Global warming and climate change triggered a rapid evolution of reptiles nearly 60 million years ago.
Research has shown that climate-induced mass extinctions in the geological past can have dramatic effects on organismal evolution.
In the Permian-Triassic climatic crises (265 million years ago and 230 million years ago), climatic shifts caused by global warming led to a series of climatic shifts.
Two of the largest extinctions in life’s history occurred at the end of the Permian period. The first was 261 million years ago, and the second was 252 million years ago, with the latter resulting in the extinction of 86% of all animal species on earth.
It is important to note that the end-Permian extinctions are significant in their magnitude and mark the beginning of a new era in animal evolution while reptiles dominated on land.
On land, synapsids, the ancestors of mammals, dominated the vertebrate fauna during the Permian.
In the Triassic Period, following the Permian extinctions (252-200 million years ago), reptiles evolved rapidly, resulting in a huge variety of reptiles. The expansion of ecosystems contributed to the creation of modern ecosystems and many extinct ones as well.
According to most paleontologists, these rapid evolutions and diversifications were caused by the extinction of competitors, which allowed reptiles to take over the habitats and food resources that several synapsid groups dominated before they disappeared.
In a study published in Sciences Advances, the Harvard University Museum of Comparative Zoology and Department of Organismic and Evolutionary Biology argue that reptiles began rapidly evolving and reproducing much earlier than the end of the Permian, following a series of climate changes that steadily increased global temperatures for nearly 60 million years.
According to the study, a growing temperature was intimately related to these periods of rapid reptile evolution. It was estimated that nearly all reptile groups had evolved much faster than they had ever before, said lead author postdoctoral fellow Tiago R Simões.
A lack of data has restricted previous studies on these changes in marine animals, focusing mainly on the responses of terrestrial vertebrates.
The study authors examined early amniotes in the early stages of their evolution, which are precursors to all modern mammals, reptiles, birds, and their closest extinct relatives. Reptiles and mammals split from each other at this time and evolved independently.
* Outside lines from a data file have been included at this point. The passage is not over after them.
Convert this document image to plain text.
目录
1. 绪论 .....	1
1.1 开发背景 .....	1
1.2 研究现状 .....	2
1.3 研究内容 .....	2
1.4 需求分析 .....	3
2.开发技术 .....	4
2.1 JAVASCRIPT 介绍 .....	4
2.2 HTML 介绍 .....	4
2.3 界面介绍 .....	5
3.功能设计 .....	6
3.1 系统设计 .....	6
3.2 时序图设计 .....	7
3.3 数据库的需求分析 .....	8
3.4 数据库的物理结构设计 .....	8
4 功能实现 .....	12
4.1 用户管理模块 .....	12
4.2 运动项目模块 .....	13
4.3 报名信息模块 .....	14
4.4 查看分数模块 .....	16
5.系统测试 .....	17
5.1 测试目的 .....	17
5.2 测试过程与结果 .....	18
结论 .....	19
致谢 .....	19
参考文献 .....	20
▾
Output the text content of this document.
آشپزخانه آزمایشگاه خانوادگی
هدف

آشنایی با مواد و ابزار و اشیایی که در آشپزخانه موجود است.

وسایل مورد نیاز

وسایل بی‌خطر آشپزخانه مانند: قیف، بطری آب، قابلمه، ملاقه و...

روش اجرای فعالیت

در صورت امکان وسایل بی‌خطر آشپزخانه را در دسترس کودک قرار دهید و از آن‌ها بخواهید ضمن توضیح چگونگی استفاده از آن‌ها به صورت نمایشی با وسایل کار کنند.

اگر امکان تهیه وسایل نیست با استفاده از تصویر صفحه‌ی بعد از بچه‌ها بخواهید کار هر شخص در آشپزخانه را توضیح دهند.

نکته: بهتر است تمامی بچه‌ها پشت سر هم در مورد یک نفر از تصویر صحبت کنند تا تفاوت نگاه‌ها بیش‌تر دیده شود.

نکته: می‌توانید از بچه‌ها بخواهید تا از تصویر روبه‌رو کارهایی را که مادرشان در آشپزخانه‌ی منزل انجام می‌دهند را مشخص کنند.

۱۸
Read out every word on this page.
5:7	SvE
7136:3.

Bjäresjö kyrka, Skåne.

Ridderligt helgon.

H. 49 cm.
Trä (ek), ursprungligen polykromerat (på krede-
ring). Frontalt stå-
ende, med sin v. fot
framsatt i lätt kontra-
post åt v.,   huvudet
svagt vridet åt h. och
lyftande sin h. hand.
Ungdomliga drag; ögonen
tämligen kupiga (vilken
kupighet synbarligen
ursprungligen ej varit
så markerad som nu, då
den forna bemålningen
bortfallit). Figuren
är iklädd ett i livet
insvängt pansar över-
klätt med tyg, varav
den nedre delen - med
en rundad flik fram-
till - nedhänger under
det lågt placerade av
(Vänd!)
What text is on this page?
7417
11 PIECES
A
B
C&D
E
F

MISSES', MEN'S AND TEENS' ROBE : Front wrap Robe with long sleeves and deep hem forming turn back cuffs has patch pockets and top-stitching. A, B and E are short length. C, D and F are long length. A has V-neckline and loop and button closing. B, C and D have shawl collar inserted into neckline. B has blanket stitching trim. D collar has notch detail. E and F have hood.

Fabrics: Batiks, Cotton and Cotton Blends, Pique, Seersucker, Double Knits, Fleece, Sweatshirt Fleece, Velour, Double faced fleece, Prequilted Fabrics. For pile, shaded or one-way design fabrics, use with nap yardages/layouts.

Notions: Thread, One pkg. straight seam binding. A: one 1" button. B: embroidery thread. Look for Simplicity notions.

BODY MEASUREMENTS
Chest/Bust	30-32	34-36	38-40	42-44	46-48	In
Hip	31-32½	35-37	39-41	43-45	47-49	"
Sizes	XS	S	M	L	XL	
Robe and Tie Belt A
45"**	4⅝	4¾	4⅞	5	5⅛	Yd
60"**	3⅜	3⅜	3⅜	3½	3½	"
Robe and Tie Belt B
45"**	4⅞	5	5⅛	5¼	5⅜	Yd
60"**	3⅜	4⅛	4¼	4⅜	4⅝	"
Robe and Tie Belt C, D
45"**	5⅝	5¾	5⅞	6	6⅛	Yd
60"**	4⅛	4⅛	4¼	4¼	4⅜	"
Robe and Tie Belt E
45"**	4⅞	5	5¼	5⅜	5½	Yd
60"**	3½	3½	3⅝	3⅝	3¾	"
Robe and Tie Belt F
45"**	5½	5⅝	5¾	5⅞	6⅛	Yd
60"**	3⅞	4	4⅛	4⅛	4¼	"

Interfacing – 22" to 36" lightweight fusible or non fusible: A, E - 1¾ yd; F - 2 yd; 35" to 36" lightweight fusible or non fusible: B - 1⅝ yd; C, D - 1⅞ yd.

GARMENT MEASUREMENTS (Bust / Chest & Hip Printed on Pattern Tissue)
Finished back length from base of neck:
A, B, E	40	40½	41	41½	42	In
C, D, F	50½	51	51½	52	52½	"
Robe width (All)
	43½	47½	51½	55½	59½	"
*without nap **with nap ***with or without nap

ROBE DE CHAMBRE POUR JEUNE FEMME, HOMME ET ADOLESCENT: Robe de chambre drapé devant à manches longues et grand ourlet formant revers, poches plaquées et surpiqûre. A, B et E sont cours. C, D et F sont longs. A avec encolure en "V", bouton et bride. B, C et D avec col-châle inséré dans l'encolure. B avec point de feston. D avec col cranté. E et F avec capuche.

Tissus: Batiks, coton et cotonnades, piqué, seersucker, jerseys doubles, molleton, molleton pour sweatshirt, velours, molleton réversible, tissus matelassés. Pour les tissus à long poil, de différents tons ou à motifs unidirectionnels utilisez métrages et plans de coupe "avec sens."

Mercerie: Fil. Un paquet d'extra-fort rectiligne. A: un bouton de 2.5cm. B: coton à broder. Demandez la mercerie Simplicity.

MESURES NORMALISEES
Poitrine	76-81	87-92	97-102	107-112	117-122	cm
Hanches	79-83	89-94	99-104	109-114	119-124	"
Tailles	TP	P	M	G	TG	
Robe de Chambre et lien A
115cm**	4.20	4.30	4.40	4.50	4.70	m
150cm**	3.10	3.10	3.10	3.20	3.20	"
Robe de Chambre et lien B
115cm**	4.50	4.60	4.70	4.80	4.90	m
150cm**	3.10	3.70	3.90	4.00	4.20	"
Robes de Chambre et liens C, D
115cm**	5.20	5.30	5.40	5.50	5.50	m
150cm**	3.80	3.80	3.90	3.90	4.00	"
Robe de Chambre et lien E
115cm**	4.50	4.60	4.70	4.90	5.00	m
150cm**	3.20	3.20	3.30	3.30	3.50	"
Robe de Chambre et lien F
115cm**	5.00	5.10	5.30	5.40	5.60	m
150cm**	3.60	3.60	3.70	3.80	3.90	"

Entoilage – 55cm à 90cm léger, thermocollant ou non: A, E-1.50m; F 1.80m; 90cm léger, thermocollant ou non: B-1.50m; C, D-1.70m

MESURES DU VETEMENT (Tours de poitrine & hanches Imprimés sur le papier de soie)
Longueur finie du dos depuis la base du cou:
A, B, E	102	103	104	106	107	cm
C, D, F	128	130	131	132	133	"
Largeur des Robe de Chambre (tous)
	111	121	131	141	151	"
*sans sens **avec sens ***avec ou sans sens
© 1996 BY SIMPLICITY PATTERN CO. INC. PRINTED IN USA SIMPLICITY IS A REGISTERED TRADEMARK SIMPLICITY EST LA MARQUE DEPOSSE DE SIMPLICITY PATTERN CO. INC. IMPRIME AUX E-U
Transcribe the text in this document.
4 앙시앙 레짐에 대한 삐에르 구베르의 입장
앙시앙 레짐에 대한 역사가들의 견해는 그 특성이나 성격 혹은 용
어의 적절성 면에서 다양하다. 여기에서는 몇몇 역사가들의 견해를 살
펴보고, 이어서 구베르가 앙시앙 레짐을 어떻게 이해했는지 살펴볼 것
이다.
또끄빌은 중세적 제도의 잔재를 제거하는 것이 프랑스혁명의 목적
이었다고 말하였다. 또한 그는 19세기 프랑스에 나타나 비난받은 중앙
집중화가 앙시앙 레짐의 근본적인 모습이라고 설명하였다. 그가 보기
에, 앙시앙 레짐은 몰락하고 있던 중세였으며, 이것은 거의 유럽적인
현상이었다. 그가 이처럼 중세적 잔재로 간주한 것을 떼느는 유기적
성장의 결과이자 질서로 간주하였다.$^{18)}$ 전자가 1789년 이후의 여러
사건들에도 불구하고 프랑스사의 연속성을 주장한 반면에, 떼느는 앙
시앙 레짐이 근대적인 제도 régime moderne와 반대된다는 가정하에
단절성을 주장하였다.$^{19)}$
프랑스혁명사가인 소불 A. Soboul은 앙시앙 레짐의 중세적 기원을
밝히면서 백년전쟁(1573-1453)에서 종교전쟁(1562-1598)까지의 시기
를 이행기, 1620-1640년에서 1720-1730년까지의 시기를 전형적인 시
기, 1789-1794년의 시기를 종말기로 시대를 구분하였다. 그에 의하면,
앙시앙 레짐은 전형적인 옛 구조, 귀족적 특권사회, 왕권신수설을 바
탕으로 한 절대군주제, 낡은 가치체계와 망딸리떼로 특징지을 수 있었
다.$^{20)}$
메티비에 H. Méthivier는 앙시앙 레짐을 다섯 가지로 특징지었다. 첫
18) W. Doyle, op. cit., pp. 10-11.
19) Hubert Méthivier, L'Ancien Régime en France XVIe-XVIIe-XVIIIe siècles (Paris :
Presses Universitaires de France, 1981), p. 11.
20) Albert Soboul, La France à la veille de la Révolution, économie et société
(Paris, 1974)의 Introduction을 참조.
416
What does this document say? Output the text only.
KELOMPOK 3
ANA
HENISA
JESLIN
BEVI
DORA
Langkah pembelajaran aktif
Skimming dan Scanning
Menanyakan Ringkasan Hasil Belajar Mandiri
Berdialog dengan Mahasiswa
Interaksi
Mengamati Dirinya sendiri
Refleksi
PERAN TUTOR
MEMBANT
“Reptiles represent an ideal and rare terrestrial system to study this question as they have a relatively good fossil record and survived a series of climatic crises, including the ones leading up to the largest extinction in the history of complex life, the Permian-Triassic mass extinction,” said Simões.
Mammalian ancestors were more prevalent than reptiles during the Permian period. The number of species and morphological variety of reptiles underwent a major shift during the Triassic. As a result, most living reptile groups (crocodiles, lizards, turtles) were formed, as well as several groups that are now extinct.
Scientists collected more than 1,000 fossils belonging to 125 species of reptiles, synapsids, and their closest relatives from the Permian-Triassic extinction, some 140 million years ago.
They were able to determine when these species first evolved and how fast they evolved using state-of-the-art analytical techniques such as Bayesian evolutionary analysis.
To provide a broad overview of the animals’ major adaptations to climatic changes, researchers combined the new dataset with global temperature data covering several million years.
“Our results reveal that periods of fast climatic shifts and global warming are associated with exceptionally high rates of anatomical change in most groups of reptiles as they adapted to new environmental conditions,” said Professor Stephanie E. Pierce.
The diversification of reptile body plans did not occur as a result of the Permian-Triassic extinction event as previously believed but began tens of millions of years before that time. This process began at least 270 million years ago, the researcher concluded.